- Income from wages, dividends, interest or business: Forms W-2, 1099, and K-1, bank statements, brokerage statements
- Investments: Forms 1099 and 2439, brokerage statements, mutual fund statements
- Deductions and credits (child care expenses, medical and dental expenses, business use of home, charitable gifts, vehicle sales tax, alimony): Receipts, invoices, mileage logs, bank or credit card statements, canceled checks
- Home and property: Closing statements, invoices, proof of payment, insurance records, receipts for improvements
Knowing what information to save and for how long can be confusing. As a general rule of thumb, keep tax returns and related documents for at least three years from the April 15 filing deadline.

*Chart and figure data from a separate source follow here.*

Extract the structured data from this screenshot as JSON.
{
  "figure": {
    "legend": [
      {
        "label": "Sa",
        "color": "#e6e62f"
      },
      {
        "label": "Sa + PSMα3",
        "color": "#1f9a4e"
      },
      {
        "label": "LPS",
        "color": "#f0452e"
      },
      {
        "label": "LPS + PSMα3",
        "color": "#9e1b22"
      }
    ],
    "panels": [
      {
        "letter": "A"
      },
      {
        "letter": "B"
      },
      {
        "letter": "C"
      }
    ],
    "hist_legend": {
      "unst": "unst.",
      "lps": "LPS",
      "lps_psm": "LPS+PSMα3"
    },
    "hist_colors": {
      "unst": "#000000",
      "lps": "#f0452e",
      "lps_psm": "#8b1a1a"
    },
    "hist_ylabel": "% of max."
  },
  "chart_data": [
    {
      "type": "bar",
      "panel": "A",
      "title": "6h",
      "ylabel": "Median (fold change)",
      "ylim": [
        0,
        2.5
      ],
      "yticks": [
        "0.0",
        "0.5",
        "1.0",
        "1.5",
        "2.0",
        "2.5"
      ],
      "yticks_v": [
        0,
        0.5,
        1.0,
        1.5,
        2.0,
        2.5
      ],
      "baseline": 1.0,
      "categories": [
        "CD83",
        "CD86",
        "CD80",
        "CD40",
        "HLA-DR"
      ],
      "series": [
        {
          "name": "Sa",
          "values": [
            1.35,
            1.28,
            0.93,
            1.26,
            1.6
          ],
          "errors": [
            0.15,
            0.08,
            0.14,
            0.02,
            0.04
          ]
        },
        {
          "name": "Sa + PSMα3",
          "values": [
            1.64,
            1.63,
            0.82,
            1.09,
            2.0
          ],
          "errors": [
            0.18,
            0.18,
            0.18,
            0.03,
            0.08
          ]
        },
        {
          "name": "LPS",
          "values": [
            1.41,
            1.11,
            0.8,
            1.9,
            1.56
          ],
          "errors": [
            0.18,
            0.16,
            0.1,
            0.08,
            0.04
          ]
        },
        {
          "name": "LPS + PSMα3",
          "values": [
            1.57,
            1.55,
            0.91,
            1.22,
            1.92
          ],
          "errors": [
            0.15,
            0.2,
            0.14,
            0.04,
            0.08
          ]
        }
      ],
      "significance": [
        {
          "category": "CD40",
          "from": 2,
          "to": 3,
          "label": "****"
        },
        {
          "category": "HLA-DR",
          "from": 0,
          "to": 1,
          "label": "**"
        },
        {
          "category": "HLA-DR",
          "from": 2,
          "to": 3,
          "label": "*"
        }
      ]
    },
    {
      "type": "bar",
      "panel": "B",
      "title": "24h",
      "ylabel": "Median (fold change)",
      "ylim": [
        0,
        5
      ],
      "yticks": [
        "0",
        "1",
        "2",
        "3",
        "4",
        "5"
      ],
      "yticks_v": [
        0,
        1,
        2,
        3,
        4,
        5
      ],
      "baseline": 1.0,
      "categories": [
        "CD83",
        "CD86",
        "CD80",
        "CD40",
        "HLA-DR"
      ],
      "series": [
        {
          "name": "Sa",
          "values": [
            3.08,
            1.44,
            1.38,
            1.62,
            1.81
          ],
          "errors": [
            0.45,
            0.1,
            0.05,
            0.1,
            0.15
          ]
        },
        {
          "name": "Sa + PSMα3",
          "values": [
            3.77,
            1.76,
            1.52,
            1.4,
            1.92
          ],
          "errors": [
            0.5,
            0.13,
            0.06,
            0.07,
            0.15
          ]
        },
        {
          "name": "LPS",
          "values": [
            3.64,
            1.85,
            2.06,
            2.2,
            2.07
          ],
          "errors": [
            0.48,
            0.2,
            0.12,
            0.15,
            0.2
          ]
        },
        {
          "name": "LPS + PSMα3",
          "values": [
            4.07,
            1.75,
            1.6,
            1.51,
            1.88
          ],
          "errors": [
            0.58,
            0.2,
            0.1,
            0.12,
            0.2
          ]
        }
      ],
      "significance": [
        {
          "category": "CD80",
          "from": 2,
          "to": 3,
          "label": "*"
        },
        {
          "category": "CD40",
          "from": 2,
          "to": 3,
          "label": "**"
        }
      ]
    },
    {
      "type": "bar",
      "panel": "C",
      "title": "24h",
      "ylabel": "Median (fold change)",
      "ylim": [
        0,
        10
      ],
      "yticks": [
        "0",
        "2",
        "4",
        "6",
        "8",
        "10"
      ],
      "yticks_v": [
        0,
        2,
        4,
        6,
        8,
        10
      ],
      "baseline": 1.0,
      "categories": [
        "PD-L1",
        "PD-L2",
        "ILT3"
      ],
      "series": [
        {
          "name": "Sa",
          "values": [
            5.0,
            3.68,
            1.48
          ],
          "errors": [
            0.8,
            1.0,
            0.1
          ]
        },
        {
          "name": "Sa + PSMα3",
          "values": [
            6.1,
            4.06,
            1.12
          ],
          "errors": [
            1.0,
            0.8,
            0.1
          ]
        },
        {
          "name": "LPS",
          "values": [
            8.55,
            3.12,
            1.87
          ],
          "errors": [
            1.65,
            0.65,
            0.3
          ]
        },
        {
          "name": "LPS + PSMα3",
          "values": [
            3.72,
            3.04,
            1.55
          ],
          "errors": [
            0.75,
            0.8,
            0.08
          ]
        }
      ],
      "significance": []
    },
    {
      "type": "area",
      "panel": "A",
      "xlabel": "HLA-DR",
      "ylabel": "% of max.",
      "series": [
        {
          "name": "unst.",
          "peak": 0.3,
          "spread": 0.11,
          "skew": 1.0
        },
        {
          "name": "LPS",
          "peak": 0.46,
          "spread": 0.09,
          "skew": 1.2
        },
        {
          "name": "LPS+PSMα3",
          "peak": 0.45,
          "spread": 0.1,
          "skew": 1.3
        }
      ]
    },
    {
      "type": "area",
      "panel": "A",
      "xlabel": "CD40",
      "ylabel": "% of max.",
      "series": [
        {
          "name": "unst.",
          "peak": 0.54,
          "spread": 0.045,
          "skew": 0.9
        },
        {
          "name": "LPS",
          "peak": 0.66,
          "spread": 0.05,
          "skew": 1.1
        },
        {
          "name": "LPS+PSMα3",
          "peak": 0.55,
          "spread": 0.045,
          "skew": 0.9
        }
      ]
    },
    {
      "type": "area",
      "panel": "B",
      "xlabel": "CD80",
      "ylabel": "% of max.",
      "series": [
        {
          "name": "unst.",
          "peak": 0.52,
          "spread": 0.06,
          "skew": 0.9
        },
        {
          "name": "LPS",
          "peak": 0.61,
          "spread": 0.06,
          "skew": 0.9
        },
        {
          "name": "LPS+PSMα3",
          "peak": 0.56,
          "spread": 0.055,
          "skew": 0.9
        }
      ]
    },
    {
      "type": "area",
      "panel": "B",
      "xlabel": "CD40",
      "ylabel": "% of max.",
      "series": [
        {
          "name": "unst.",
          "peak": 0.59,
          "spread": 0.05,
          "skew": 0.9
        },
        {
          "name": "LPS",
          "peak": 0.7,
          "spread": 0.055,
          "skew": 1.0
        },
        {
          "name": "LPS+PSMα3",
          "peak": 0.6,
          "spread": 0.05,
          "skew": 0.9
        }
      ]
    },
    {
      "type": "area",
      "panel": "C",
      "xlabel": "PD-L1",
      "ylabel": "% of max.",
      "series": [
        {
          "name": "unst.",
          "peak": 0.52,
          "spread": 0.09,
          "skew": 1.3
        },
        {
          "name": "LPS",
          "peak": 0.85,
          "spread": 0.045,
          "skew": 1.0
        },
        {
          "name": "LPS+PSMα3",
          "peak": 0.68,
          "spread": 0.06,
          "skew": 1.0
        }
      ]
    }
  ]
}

- Tax return forms and schedules plus all information to support what you claimed on your return, especially records related to property, investments, or business assets (for depreciation). While there are exceptions, the IRS has 3 years to assess additional tax and audit returns. Three years is also the amount of time you have to amend your return.
- Many income-taxing states have an additional year to audit individual returns.
- Forms W-2, 1099, etc. because the IRS has six years to contact you if you've failed to report income.
- Any information regarding loss from worthless securities or bad debts.
Business owners should keep tax information for at least four years. That includes employment records, gross receipts, invoices, bank statements, proofs of purchase, asset records, databases, emails and even voicemails.